Everyone who travels the journey of divorce will at some point come to the crossroad of relationships. I have avoided this road at all cost. It is me and my girls, and we are just fine. When I embarked upon this journey, I said I would never be in a relationship again. I was still in love with Jason. To think of being with someone else would have been betraying him, even though we were no longer together and were soon to be divorced. I don't know how it has happened, but with time the love has changed. I will always love him as the father of my children, but it is different. I can't explain it, and only those who have traveled this journey can understand this.
Once I reached this point, I still did not have any desire to be in a relationship. There is one sure way to never be hurt again, and that is to never allow a relationship to develop. I am happy with who I am, so why should I open up myself up to be hurt again?
The two greatest reasons that I would not even discuss a relationship are my girls. They are my heart and soul. Unfortunately, they have been thrust on their own unplanned journey. I am so proud of how they have handled their journey. They have been strong and resilient, and their faith has not wavered, but it has not been easy for them. My life now is about them. The other day someone asked me what I do for fun on the weekends. My daughter piped up, "She caters to her daughters' every whim." I have enjoyed them so much. They bring laughter and life to most any situation. I am blessed to have them. Having said that, I would not want to bring someone into the picture that would complicate this in any way. It is that simple.
I have been given advice from so many people about relationships. The funny thing is when two people, both of whom I trust, tell me completely conflicting things. So once again it comes back to this. Everyone's journey is different, and what is right for one person is not right for another.

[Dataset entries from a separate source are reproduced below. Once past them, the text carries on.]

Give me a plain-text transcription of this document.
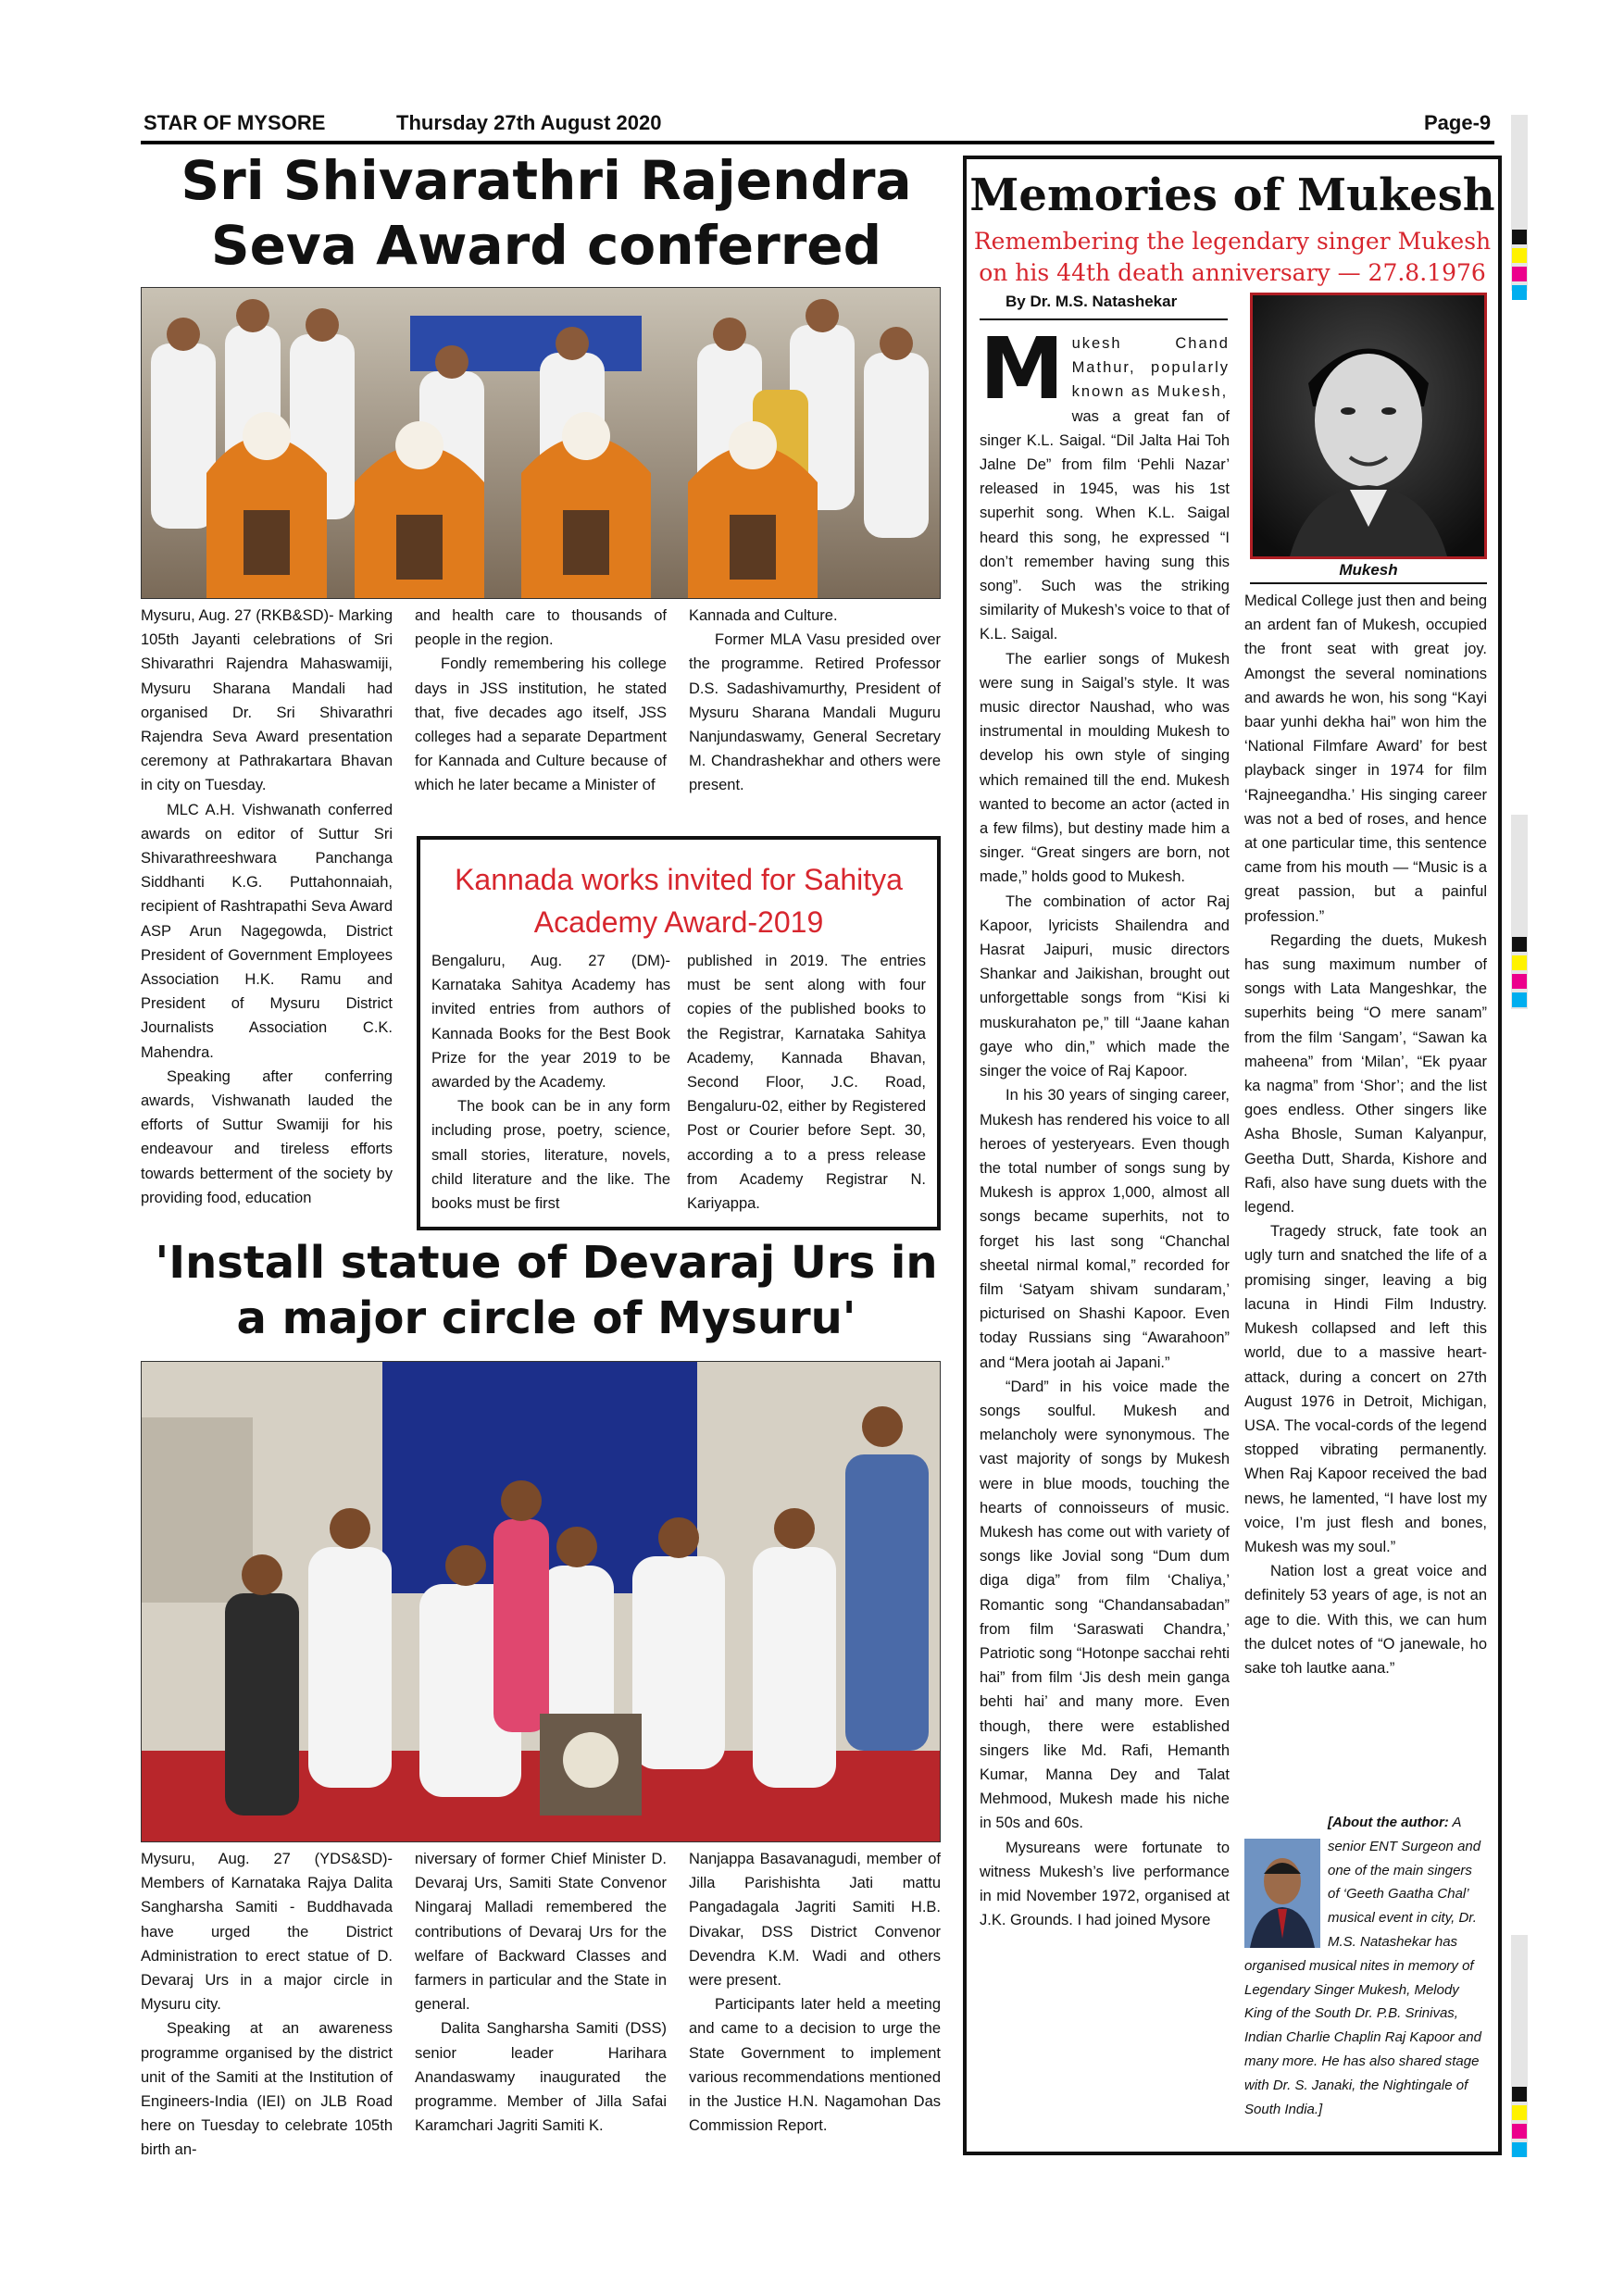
STAR OF MYSORE	Thursday 27th August 2020	Page-9
Sri Shivarathri Rajendra
Seva Award conferred

Mysuru, Aug. 27 (RKB&SD)- Marking 105th Jayanti celebrations of Sri Shivarathri Rajendra Mahaswamiji, Mysuru Sharana Mandali had organised Dr. Sri Shivarathri Rajendra Seva Award presentation ceremony at Pathrakartara Bhavan in city on Tuesday.

MLC A.H. Vishwanath conferred awards on editor of Suttur Sri Shivarathreeshwara Panchanga Siddhanti K.G. Puttahonnaiah, recipient of Rashtrapathi Seva Award ASP Arun Nagegowda, District President of Government Employees Association H.K. Ramu and President of Mysuru District Journalists Association C.K. Mahendra.

Speaking after conferring awards, Vishwanath lauded the efforts of Suttur Swamiji for his endeavour and tireless efforts towards betterment of the society by providing food, education

and health care to thousands of people in the region.

Fondly remembering his college days in JSS institution, he stated that, five decades ago itself, JSS colleges had a separate Department for Kannada and Culture because of which he later became a Minister of

Kannada and Culture.

Former MLA Vasu presided over the programme. Retired Professor D.S. Sadashivamurthy, President of Mysuru Sharana Mandali Muguru Nanjundaswamy, General Secretary M. Chandrashekhar and others were present.

Kannada works invited for Sahitya
Academy Award-2019

Bengaluru, Aug. 27 (DM)- Karnataka Sahitya Academy has invited entries from authors of Kannada Books for the Best Book Prize for the year 2019 to be awarded by the Academy.

The book can be in any form including prose, poetry, science, small stories, literature, novels, child literature and the like. The books must be first

published in 2019. The entries must be sent along with four copies of the published books to the Registrar, Karnataka Sahitya Academy, Kannada Bhavan, Second Floor, J.C. Road, Bengaluru-02, either by Registered Post or Courier before Sept. 30, according a to a press release from Academy Registrar N. Kariyappa.

'Install statue of Devaraj Urs in
a major circle of Mysuru'

Mysuru, Aug. 27 (YDS&SD)- Members of Karnataka Rajya Dalita Sangharsha Samiti - Buddhavada have urged the District Administration to erect statue of D. Devaraj Urs in a major circle in Mysuru city.

Speaking at an awareness programme organised by the district unit of the Samiti at the Institution of Engineers-India (IEI) on JLB Road here on Tuesday to celebrate 105th birth an-

niversary of former Chief Minister D. Devaraj Urs, Samiti State Convenor Ningaraj Malladi remembered the contributions of Devaraj Urs for the welfare of Backward Classes and farmers in particular and the State in general.

Dalita Sangharsha Samiti (DSS) senior leader Harihara Anandaswamy inaugurated the programme. Member of Jilla Safai Karamchari Jagriti Samiti K.

Nanjappa Basavanagudi, member of Jilla Parishishta Jati mattu Pangadagala Jagriti Samiti H.B. Divakar, DSS District Convenor Devendra K.M. Wadi and others were present.

Participants later held a meeting and came to a decision to urge the State Government to implement various recommendations mentioned in the Justice H.N. Nagamohan Das Commission Report.

Memories of Mukesh
Remembering the legendary singer Mukesh
on his 44th death anniversary — 27.8.1976
By Dr. M.S. Natashekar
Mukesh
M ukesh Chand Mathur, popularly known as Mukesh,

was a great fan of singer K.L. Saigal. “Dil Jalta Hai Toh Jalne De” from film ‘Pehli Nazar’ released in 1945, was his 1st superhit song. When K.L. Saigal heard this song, he expressed “I don’t remember having sung this song”. Such was the striking similarity of Mukesh’s voice to that of K.L. Saigal.

The earlier songs of Mukesh were sung in Saigal’s style. It was music director Naushad, who was instrumental in moulding Mukesh to develop his own style of singing which remained till the end. Mukesh wanted to become an actor (acted in a few films), but destiny made him a singer. “Great singers are born, not made,” holds good to Mukesh.

The combination of actor Raj Kapoor, lyricists Shailendra and Hasrat Jaipuri, music directors Shankar and Jaikishan, brought out unforgettable songs from “Kisi ki muskurahaton pe,” till “Jaane kahan gaye who din,” which made the singer the voice of Raj Kapoor.

In his 30 years of singing career, Mukesh has rendered his voice to all heroes of yesteryears. Even though the total number of songs sung by Mukesh is approx 1,000, almost all songs became superhits, not to forget his last song “Chanchal sheetal nirmal komal,” recorded for film ‘Satyam shivam sundaram,’ picturised on Shashi Kapoor. Even today Russians sing “Awarahoon” and “Mera jootah ai Japani.”

“Dard” in his voice made the songs soulful. Mukesh and melancholy were synonymous. The vast majority of songs by Mukesh were in blue moods, touching the hearts of connoisseurs of music. Mukesh has come out with variety of songs like Jovial song “Dum dum diga diga” from film ‘Chaliya,’ Romantic song “Chandansabadan” from film ‘Saraswati Chandra,’ Patriotic song “Hotonpe sacchai rehti hai” from film ‘Jis desh mein ganga behti hai’ and many more. Even though, there were established singers like Md. Rafi, Hemanth Kumar, Manna Dey and Talat Mehmood, Mukesh made his niche in 50s and 60s.

Mysureans were fortunate to witness Mukesh’s live performance in mid November 1972, organised at J.K. Grounds. I had joined Mysore

Medical College just then and being an ardent fan of Mukesh, occupied the front seat with great joy. Amongst the several nominations and awards he won, his song “Kayi baar yunhi dekha hai” won him the ‘National Filmfare Award’ for best playback singer in 1974 for film ‘Rajneegandha.’ His singing career was not a bed of roses, and hence at one particular time, this sentence came from his mouth — “Music is a great passion, but a painful profession.”

Regarding the duets, Mukesh has sung maximum number of songs with Lata Mangeshkar, the superhits being “O mere sanam” from the film ‘Sangam’, “Sawan ka maheena” from ‘Milan’, “Ek pyaar ka nagma” from ‘Shor’; and the list goes endless. Other singers like Asha Bhosle, Suman Kalyanpur, Geetha Dutt, Sharda, Kishore and Rafi, also have sung duets with the legend.

Tragedy struck, fate took an ugly turn and snatched the life of a promising singer, leaving a big lacuna in Hindi Film Industry. Mukesh collapsed and left this world, due to a massive heart-attack, during a concert on 27th August 1976 in Detroit, Michigan, USA. The vocal-cords of the legend stopped vibrating permanently. When Raj Kapoor received the bad news, he lamented, “I have lost my voice, I’m just flesh and bones, Mukesh was my soul.”

Nation lost a great voice and definitely 53 years of age, is not an age to die. With this, we can hum the dulcet notes of “O janewale, ho sake toh lautke aana.”

[About the author: A senior ENT Surgeon and one of the main singers of ‘Geeth Gaatha Chal’ musical event in city, Dr. M.S. Natashekar has organised musical nites in memory of Legendary Singer Mukesh, Melody King of the South Dr. P.B. Srinivas, Indian Charlie Chaplin Raj Kapoor and many more. He has also shared stage with Dr. S. Janaki, the Nightingale of South India.]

Two things have happened that have made me stop and rethink my strong stance on relationships. Last spring I traveled to a workshop in Orlando with a new friend. We got to know each other really well. When you spend twenty hours in the car with someone, you can't help but get to know that person. At the end of the trip, she told me that she wanted to tell me something before we went our separate ways, and she hoped I would not be upset with her. Her mother had gone through a similar divorce, and she told me that her mom never remarried. Actually, she never even went out on a date. She said that through the way her mom handled her journey, she taught her two things. First of all, she taught her that she could handle life on her own, and there was nothing she couldn't do. This was the great lesson because it made my friend become a strong, independent woman. I will never forget what she said next. "Subconsciously, my mom taught me that there are no good men out there." She was not telling me that I should jump into a romantic relationship. She was in full agreement that such a move would not be healthy. She was just suggesting that maybe dinner with someone wouldn't be a bad idea. I listened but was not really ready to hear. That was too early in the journey. But as time has gone by, I have begun to "hear" her words and what she was saying.
The second incident that made me think happened in the car with the girls. We were having a great time laughing and talking about different things. Even with them, the relationship discussion comes up. They were asking me about how I felt about that topic. I told them that I was completely fulfilled being their mother and that I just wanted to spend time enjoying them. That was enough for me. They got really quiet. I asked if something were wrong. One of them said, "Mom, I am glad that you feel that way about us. But one day we will be gone, and I just don't want you to be alone." We were all quiet for a moment, and then I assured them that I don't worry about being lonely. God has a plan for my life. I don't know what it is, but I know it will be good.
As time has passed, I have processed those two incidents a little more. Maybe I am finally getting to the point of being a little more open to the whole concept. But here is the catch. The two priorities in my life are Lily and Anna. They come first. It is that simple. I will not even consider dinner with someone who cannot understand and appreciate that. They are the most innocent victims of this journey, and I have no intentions of doing anything to complicate things further for them.
I have listened. I have prayed, and I have placed this matter in God's hands. I am happy, complete, and fulfilled. But if there is someone out there that God has to be a good friend, I am open. And if there is someone out there that God has for me to get to know on a deeper level, I am open. Finally, down the road, if there is someone that God has for me to grow old with, I am also open. It is up to Him. I am not going to worry about it because when He brings His plan to fruition, it will feel right, and I will be at peace.
I have mentioned this verse before, but I think it bears repeating. This time I want to share the message paraphrase.
Jeremiah 29:10-11 (The Message)
This is God's Word on the subject: "As soon as Babylon's seventy years are up and not a day before, I'll show up and take care of you as I promised and bring you back home. I know what I'm doing. I have it all planned out—plans to take care of you, not abandon you, plans to give you the future you hope for.